Succinylcholine -elimination

Answer 48

Cleared from the area of the NMJ and is exposed to hydrolysis by plasma cholinesterase 90% metabolized by cholinesterase in plasma. 10% excreted unchanged by the kidneys

Half life 47 seconds

Question 49

Succinylcholine -miscellaneous

Answer 49

Pretreat with atropine because of the incidence of bradycardia

S/S: Sinus bradycardia, junctional rhythm, and even sinus arrest.

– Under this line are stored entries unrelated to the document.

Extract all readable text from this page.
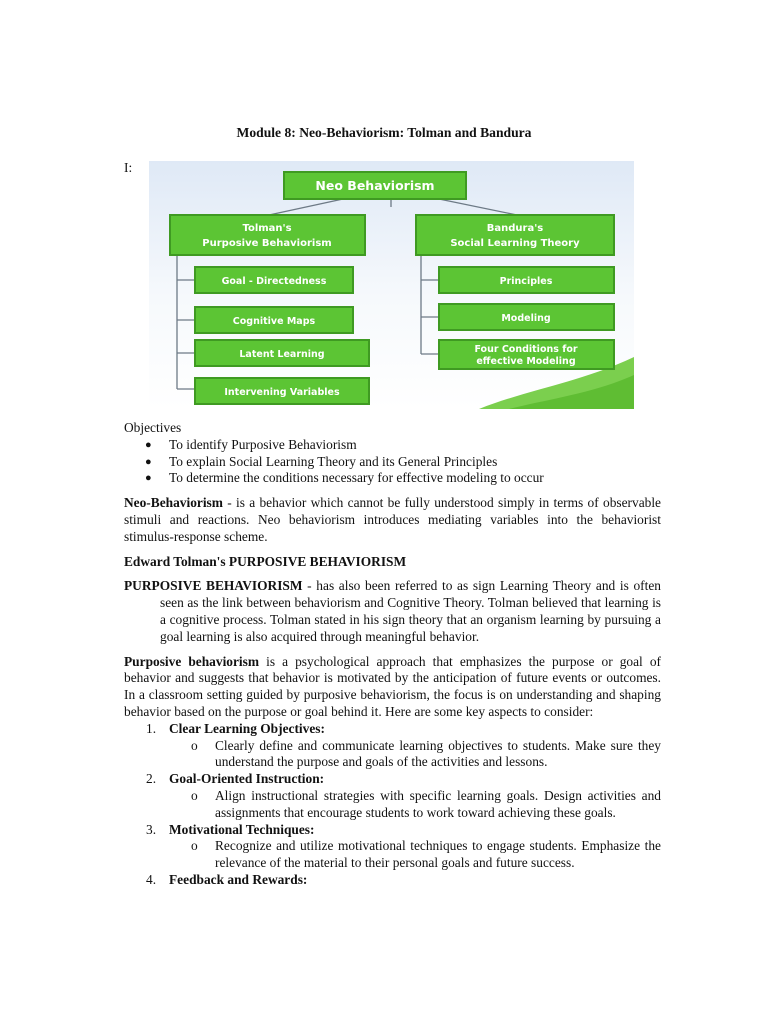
Module 8: Neo-Behaviorism: Tolman and Bandura
I:
Neo Behaviorism
Tolman's
Purposive Behaviorism
Bandura's
Social Learning Theory
Goal - Directedness
Cognitive Maps
Latent Learning
Intervening Variables
Principles
Modeling
Four Conditions for
effective Modeling

Objectives

● To identify Purposive Behaviorism
● To explain Social Learning Theory and its General Principles
● To determine the conditions necessary for effective modeling to occur

Neo-Behaviorism - is a behavior which cannot be fully understood simply in terms of observable stimuli and reactions. Neo behaviorism introduces mediating variables into the behaviorist stimulus-response scheme.

Edward Tolman's PURPOSIVE BEHAVIORISM

PURPOSIVE BEHAVIORISM - has also been referred to as sign Learning Theory and is often seen as the link between behaviorism and Cognitive Theory. Tolman believed that learning is a cognitive process. Tolman stated in his sign theory that an organism learning by pursuing a goal learning is also acquired through meaningful behavior.

Purposive behaviorism is a psychological approach that emphasizes the purpose or goal of behavior and suggests that behavior is motivated by the anticipation of future events or outcomes. In a classroom setting guided by purposive behaviorism, the focus is on understanding and shaping behavior based on the purpose or goal behind it. Here are some key aspects to consider:

1. Clear Learning Objectives:
o Clearly define and communicate learning objectives to students. Make sure they understand the purpose and goals of the activities and lessons.
2. Goal-Oriented Instruction:
o Align instructional strategies with specific learning goals. Design activities and assignments that encourage students to work toward achieving these goals.
3. Motivational Techniques:
o Recognize and utilize motivational techniques to engage students. Emphasize the relevance of the material to their personal goals and future success.
4. Feedback and Rewards:
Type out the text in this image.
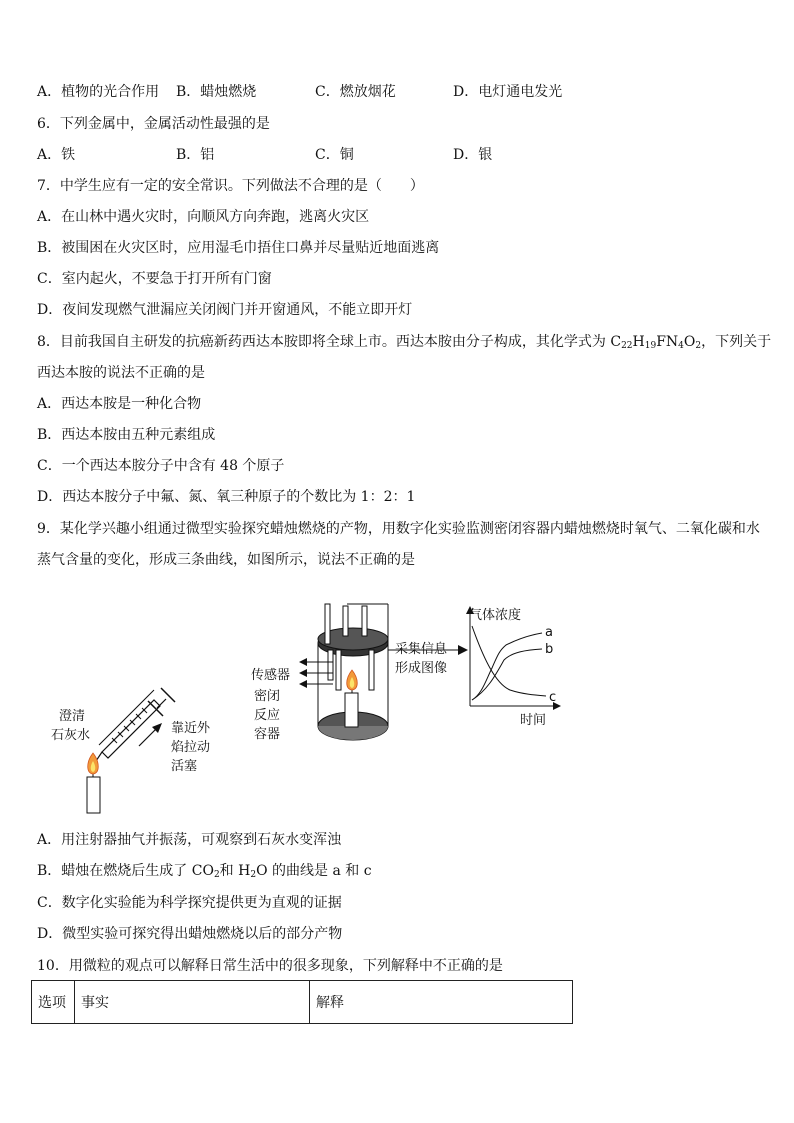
A．植物的光合作用 B．蜡烛燃烧	C．燃放烟花	D．电灯通电发光
6．下列金属中，金属活动性最强的是
A．铁	B．铝	C．铜	D．银
7．中学生应有一定的安全常识。下列做法不合理的是（　　）
A．在山林中遇火灾时，向顺风方向奔跑，逃离火灾区
B．被围困在火灾区时，应用湿毛巾捂住口鼻并尽量贴近地面逃离
C．室内起火，不要急于打开所有门窗
D．夜间发现燃气泄漏应关闭阀门并开窗通风，不能立即开灯
8．目前我国自主研发的抗癌新药西达本胺即将全球上市。西达本胺由分子构成，其化学式为 $C_{22}H_{19}FN_4O_2$，下列关于
西达本胺的说法不正确的是
A．西达本胺是一种化合物
B．西达本胺由五种元素组成
C．一个西达本胺分子中含有 48 个原子
D．西达本胺分子中氟、氮、氧三种原子的个数比为 1：2：1
9．某化学兴趣小组通过微型实验探究蜡烛燃烧的产物，用数字化实验监测密闭容器内蜡烛燃烧时氧气、二氧化碳和水
蒸气含量的变化，形成三条曲线，如图所示，说法不正确的是
澄清
石灰水	靠近外
焰拉动
活塞
传感器
密闭
反应
容器
采集信息
形成图像
气体浓度
时间
a
b
c
A．用注射器抽气并振荡，可观察到石灰水变浑浊
B．蜡烛在燃烧后生成了 $CO_2$和 $H_2O$ 的曲线是 a 和 c
C．数字化实验能为科学探究提供更为直观的证据
D．微型实验可探究得出蜡烛燃烧以后的部分产物
10．用微粒的观点可以解释日常生活中的很多现象，下列解释中不正确的是
选项	事实	解释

Hyperkalemia: Associated with approximately 0.5 mEq/dL increase in the plasma potassium concentration from the skeletal muscles in healthy individuals, which is well tolerated and generally does not cause dysrhythmias.

Increased intraocular pressure: The intraocular pressure peaks at 2 to 4 minutes after administration and returns to normal by 6 minutes,

Increased intracranial pressure, Myoglobinuria, Myalgias, Masseter spasm

Cardiac dysrhythmias are most likely to occur when a second dose of succinylcholine is administered approximately 5 minutes after the first dose.

These cardiac effects reflect the actions of succinylcholine at cardiac muscarinic cholinergic receptors where the drug mimics the physiologic effects of acetylcholine.